A third prototype I worked on is exploring the concept of Reversed Transhumanism, using human parts to build the guitar. The body of the guitar resembles a classic guitar, but it integrates a profile of a female on its side. The strings has been replaced with hair-extensions, reminding the viewer of the human presence. The juxtaposition of the two elements – the guitar shape and the human hair – brings in the question: what if our objects are made of human materials? The functionality of the guitar as a musical instrument disappears at this stage, and the object receives an infra-ordinary value.
The prototypes are conceived as sketches, trying to bring into the viewer’s awareness the idea of the human body as a replacement for the usual materials that we use to build the objects around us.
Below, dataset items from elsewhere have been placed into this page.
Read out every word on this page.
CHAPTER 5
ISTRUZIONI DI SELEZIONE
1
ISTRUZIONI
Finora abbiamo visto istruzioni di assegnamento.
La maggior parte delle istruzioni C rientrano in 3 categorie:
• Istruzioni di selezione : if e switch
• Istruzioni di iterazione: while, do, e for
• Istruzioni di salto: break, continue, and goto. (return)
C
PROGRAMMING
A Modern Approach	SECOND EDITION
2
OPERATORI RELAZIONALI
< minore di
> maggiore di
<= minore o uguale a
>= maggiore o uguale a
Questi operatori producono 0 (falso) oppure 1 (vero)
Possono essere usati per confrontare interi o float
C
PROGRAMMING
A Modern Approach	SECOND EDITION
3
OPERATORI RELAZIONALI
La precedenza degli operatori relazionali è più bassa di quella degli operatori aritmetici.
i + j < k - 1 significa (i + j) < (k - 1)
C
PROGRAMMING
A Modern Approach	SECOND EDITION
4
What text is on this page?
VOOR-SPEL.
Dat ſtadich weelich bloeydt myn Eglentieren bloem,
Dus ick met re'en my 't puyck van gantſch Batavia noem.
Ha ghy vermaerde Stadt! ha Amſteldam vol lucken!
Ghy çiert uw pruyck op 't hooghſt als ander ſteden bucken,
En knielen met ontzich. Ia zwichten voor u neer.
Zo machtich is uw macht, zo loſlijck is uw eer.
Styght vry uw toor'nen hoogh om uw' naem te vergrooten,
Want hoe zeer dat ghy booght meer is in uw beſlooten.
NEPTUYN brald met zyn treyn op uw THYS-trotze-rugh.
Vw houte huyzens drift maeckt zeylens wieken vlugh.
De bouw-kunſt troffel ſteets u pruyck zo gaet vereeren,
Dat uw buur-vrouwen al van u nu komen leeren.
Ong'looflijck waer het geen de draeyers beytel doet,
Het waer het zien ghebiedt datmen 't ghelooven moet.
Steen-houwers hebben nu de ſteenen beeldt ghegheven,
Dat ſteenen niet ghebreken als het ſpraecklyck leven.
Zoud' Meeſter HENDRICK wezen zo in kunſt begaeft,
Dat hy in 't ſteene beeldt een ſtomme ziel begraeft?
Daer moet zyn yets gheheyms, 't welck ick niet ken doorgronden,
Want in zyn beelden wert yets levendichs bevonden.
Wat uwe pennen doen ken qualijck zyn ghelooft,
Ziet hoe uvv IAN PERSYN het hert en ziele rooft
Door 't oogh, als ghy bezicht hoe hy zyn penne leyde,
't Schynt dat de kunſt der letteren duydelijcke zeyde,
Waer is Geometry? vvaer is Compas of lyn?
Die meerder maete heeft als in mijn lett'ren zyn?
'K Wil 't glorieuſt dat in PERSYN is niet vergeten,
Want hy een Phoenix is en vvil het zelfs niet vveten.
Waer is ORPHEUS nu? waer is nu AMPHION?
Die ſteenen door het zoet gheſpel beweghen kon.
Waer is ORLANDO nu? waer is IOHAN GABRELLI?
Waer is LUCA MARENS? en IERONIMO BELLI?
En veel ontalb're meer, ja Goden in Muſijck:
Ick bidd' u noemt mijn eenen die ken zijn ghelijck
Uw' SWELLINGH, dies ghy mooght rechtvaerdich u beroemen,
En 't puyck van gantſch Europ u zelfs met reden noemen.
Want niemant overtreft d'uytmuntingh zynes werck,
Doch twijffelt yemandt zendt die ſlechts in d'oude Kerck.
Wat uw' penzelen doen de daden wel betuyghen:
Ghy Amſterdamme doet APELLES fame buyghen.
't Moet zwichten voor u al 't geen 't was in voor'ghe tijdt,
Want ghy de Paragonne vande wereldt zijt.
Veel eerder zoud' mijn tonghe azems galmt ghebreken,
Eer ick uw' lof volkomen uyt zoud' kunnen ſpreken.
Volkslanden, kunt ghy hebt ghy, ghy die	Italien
The world and the reality we live in today is built on a paradigm that lays down the idea that humans are in the centre of this totality, therefore it is our right to use the environment and the nature in our own benefit. This project questions this idea, and pushes the comfortable boundaries of how we perceive the relationships we have with the environment and with our own bodies, bringing into our minds the question: What if we live in world where the human body becomes raw material, resources and fuel for our objects and machines? How do we create a sustainable world by “giving back to the nature”, giving our bodies back to the socio-economic system?